Requirements Affecting Artists, Entertainers, and Athletes Gao ID: NSIAD-93-6 October 26, 1992

This report discusses the admission into the United States of artists, entertainers, and athletes under the Immigration and Nationality Act. GAO also examines: (1) other countries' barriers to employment of U.S. artists, entertainers, and athletes; and (2) other countries' barriers to distributing products--such as movies--linked with U.S. artists, entertainers, and athletes.
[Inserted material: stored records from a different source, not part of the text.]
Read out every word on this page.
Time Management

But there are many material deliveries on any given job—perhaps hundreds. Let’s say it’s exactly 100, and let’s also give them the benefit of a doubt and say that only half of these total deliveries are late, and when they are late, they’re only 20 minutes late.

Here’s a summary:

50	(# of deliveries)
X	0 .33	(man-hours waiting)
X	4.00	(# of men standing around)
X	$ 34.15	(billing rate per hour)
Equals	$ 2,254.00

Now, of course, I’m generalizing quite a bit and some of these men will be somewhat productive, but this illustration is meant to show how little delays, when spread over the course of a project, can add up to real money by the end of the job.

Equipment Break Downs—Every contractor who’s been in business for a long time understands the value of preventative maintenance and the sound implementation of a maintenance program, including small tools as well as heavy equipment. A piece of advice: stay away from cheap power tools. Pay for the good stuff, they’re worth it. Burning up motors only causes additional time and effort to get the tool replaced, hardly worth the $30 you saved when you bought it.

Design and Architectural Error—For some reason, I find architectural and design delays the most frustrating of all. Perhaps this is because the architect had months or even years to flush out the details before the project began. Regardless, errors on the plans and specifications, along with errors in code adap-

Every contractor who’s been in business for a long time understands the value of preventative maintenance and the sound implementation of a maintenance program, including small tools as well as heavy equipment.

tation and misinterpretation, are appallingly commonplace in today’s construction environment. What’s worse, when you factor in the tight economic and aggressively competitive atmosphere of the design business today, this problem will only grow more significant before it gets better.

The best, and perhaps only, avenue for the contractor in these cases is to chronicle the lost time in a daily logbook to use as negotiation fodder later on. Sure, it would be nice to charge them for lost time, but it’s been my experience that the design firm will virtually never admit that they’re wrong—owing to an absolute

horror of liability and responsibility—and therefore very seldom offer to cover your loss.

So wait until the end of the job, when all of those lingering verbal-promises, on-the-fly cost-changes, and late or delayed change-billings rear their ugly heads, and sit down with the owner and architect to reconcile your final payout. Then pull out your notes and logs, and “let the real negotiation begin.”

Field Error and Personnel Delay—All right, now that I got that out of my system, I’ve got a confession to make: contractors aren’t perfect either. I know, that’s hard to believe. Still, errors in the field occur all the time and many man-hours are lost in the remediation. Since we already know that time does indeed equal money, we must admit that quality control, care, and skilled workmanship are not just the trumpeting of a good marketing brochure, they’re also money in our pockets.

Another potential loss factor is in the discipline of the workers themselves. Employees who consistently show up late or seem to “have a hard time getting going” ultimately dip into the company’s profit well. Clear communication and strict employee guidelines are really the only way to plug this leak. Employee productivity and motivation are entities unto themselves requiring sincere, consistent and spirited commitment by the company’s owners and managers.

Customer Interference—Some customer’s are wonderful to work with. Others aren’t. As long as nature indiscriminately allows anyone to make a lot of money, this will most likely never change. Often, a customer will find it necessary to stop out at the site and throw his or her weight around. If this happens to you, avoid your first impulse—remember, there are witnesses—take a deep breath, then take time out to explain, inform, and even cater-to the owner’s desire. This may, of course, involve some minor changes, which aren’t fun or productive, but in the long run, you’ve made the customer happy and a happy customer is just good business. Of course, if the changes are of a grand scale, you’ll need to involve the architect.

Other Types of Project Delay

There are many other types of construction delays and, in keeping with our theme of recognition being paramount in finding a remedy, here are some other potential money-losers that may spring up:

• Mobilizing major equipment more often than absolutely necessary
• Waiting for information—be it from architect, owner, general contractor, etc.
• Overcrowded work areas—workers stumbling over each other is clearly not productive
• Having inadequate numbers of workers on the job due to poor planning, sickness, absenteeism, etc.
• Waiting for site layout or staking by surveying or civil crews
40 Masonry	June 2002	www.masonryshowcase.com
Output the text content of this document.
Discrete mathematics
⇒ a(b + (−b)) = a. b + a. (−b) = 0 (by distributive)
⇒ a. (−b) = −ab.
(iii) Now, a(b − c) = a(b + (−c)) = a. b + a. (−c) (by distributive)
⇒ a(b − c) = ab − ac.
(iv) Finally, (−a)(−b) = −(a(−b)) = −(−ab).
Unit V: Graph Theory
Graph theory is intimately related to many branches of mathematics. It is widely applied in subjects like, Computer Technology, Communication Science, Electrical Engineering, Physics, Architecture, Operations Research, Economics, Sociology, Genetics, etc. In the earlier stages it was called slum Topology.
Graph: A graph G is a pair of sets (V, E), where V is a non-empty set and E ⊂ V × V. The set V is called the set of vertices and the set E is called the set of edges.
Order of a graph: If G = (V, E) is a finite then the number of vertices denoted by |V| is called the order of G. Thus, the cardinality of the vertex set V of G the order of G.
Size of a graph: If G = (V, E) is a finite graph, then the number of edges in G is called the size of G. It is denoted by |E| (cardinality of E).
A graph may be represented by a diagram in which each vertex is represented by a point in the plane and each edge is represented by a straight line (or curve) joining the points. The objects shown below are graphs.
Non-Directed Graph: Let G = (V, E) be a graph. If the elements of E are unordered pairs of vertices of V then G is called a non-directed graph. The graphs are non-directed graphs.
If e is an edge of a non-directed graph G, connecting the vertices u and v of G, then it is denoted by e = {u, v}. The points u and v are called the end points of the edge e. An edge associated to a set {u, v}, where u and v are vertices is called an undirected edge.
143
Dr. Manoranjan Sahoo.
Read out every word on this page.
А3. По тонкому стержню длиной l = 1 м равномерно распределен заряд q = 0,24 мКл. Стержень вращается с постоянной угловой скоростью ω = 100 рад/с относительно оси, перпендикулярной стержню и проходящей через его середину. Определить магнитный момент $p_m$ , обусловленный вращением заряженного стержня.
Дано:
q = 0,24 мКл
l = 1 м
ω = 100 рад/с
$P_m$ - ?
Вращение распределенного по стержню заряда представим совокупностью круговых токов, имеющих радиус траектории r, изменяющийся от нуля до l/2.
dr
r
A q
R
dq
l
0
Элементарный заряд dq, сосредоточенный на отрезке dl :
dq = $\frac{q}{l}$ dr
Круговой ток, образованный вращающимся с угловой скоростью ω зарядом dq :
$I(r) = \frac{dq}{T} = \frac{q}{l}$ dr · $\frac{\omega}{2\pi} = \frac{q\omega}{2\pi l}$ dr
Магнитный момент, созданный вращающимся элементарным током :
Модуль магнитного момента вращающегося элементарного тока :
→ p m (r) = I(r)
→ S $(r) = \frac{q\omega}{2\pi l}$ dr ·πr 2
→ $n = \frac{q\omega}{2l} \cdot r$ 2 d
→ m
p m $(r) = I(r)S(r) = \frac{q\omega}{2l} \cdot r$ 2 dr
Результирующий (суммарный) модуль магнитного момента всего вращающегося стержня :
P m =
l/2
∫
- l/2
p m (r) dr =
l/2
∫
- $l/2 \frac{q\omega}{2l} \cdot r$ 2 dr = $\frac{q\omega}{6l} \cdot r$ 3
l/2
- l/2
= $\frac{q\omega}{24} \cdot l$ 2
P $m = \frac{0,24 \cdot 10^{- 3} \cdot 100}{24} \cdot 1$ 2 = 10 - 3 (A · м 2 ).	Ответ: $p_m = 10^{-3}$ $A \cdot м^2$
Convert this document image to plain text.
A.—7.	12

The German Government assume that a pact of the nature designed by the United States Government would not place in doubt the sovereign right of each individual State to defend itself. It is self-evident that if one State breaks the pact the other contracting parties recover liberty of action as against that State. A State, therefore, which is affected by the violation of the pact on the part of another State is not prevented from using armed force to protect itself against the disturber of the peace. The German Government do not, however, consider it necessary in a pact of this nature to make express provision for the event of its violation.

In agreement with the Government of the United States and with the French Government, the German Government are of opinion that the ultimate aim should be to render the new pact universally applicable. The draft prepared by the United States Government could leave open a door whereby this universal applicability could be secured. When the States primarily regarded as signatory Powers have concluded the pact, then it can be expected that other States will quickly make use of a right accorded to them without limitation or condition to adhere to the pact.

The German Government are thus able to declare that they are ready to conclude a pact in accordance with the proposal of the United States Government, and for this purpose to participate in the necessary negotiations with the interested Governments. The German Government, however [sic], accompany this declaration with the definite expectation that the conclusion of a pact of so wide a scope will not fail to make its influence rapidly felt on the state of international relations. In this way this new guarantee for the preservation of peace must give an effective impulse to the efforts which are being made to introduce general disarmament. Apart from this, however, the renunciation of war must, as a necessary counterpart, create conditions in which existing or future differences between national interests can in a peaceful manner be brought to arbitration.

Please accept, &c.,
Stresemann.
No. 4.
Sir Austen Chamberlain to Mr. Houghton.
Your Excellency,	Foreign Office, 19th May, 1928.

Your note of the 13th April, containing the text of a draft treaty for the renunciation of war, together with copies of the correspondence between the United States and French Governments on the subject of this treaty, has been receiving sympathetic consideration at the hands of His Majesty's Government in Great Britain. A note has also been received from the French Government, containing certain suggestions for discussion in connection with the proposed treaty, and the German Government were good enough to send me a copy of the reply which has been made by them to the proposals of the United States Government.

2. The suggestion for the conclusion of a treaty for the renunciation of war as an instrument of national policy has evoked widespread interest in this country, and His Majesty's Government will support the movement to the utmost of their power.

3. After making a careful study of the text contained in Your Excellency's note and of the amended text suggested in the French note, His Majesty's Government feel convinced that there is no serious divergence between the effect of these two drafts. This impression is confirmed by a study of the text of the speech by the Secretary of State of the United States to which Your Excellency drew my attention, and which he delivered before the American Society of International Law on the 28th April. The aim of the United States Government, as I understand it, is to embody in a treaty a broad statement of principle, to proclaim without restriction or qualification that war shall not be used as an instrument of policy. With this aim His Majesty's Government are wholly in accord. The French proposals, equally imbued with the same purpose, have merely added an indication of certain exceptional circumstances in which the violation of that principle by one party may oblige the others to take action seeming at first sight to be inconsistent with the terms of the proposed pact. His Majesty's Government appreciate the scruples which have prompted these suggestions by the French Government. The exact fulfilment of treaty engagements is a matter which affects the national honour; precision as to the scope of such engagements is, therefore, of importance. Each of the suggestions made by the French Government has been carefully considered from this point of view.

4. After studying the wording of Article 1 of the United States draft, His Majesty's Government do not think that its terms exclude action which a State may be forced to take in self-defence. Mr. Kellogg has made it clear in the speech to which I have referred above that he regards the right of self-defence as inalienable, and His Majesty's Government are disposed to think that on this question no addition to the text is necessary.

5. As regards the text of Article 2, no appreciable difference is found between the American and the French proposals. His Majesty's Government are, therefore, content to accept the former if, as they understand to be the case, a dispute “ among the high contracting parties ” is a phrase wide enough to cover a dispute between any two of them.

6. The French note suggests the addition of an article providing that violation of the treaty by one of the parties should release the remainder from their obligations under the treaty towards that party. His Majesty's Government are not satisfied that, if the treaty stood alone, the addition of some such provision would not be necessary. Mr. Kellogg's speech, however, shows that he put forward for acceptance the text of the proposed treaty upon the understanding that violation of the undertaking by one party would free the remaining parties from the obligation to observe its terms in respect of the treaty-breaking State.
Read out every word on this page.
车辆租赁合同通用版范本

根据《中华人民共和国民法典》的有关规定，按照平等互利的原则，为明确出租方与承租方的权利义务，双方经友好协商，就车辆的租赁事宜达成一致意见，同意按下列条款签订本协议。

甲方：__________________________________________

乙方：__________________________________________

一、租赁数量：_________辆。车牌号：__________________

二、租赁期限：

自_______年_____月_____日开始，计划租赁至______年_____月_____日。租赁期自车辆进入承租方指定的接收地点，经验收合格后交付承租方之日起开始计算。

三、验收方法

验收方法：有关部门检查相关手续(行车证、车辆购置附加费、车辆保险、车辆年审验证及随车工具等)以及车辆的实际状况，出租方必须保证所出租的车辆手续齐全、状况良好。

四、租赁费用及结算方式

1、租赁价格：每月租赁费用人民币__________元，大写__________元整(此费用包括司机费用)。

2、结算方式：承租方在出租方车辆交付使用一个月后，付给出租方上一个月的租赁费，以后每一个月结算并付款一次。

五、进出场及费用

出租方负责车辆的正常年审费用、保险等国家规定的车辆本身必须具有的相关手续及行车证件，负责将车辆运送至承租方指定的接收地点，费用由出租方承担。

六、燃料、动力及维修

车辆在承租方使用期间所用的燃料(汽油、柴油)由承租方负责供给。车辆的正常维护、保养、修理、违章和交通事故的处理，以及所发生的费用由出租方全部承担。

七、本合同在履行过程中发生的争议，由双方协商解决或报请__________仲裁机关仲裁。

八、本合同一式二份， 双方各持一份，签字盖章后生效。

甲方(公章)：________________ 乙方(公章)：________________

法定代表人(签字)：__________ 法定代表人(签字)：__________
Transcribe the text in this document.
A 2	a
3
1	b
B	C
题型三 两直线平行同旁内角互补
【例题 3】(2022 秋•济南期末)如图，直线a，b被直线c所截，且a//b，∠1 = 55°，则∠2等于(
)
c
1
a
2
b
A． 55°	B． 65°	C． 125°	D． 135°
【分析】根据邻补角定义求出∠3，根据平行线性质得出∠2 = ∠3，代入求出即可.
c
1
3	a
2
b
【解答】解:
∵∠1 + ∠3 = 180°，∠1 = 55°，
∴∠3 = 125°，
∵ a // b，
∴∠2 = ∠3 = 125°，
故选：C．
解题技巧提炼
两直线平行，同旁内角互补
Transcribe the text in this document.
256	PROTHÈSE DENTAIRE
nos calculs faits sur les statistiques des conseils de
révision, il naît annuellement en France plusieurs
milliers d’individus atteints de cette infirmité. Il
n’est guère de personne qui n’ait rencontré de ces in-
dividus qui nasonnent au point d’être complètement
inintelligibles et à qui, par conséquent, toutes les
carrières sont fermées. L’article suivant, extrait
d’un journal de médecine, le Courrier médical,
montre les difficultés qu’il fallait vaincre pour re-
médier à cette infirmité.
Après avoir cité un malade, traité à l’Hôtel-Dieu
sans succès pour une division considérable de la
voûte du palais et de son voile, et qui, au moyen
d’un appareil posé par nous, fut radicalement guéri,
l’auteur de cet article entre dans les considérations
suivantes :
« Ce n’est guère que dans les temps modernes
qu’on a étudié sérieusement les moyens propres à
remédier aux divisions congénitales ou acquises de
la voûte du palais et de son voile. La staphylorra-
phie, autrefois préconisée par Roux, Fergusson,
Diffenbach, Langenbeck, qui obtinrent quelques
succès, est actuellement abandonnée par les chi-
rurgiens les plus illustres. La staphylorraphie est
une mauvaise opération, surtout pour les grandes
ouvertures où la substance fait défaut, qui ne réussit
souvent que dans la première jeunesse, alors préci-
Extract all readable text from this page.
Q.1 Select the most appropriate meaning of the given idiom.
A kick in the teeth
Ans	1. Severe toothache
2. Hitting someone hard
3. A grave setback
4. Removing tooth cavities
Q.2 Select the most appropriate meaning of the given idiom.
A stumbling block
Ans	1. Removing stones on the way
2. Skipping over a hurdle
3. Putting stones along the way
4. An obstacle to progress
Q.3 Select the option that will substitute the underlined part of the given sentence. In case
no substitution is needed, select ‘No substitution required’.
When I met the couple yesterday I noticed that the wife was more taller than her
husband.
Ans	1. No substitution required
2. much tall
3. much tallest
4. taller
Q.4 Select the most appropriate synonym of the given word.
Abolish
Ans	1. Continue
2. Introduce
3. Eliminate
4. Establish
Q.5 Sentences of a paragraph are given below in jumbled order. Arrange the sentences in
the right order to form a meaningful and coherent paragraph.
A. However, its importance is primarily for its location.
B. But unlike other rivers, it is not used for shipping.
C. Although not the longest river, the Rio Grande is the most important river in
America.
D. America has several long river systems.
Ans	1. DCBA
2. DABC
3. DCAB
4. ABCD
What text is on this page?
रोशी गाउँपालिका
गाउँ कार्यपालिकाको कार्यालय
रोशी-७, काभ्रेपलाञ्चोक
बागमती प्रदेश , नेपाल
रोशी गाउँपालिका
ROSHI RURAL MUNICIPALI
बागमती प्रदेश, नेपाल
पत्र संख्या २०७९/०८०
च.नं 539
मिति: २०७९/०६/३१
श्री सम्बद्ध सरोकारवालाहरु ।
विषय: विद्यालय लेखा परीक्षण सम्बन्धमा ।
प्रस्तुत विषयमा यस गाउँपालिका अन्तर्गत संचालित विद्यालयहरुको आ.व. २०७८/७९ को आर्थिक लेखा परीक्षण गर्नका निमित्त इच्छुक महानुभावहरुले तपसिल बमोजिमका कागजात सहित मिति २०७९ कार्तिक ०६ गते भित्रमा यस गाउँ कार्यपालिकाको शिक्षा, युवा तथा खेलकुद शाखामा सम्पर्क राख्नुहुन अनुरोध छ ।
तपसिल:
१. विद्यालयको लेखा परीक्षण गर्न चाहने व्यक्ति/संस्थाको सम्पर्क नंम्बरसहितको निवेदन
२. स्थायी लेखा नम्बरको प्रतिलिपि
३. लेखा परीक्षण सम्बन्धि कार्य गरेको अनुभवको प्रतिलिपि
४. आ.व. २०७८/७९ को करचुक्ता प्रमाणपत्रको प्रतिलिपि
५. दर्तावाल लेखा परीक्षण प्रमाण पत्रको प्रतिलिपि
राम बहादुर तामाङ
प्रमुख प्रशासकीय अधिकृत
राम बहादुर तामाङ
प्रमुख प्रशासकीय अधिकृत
GAO found that: (1) information on the use of the new O and P type visas is not yet available; (2) the Immigration and Naturalization Service (INS) often does not collect occupational data for O and P visa petitioners in its automated system; (3) through July 1992, INS had approved 1 O-1 visa, 47 P-1 visas, and 155 P-3 visas; (4) INS reports that no one has yet entered the United States using O or P type visas; (5) in fiscal year (FY) 1991, approximately 21,000 artists and entertainers entered the countries using H-1B visas; (6) half of the European Community lacks visa requirements specifically for U.S. artists, entertainers, and athletes for visits of up to 90 days; (7) U.S. artists, entertainers, and athletes experience relatively few problems travelling and working abroad, and foreign promoters usually handle the foreign visa process; (8) in FY 1991, the U.S. economy lost $3.9 billion due to piracy of copyrighted entertainment materials; (9) the European Community requires that its entertainment broadcast time be reserved for programs of European origin, while the United States has no such requirements; and (10) the United States has consulted with the European Community regarding entertainment exports reserved under General Agreement on Tariffs and Trade rights.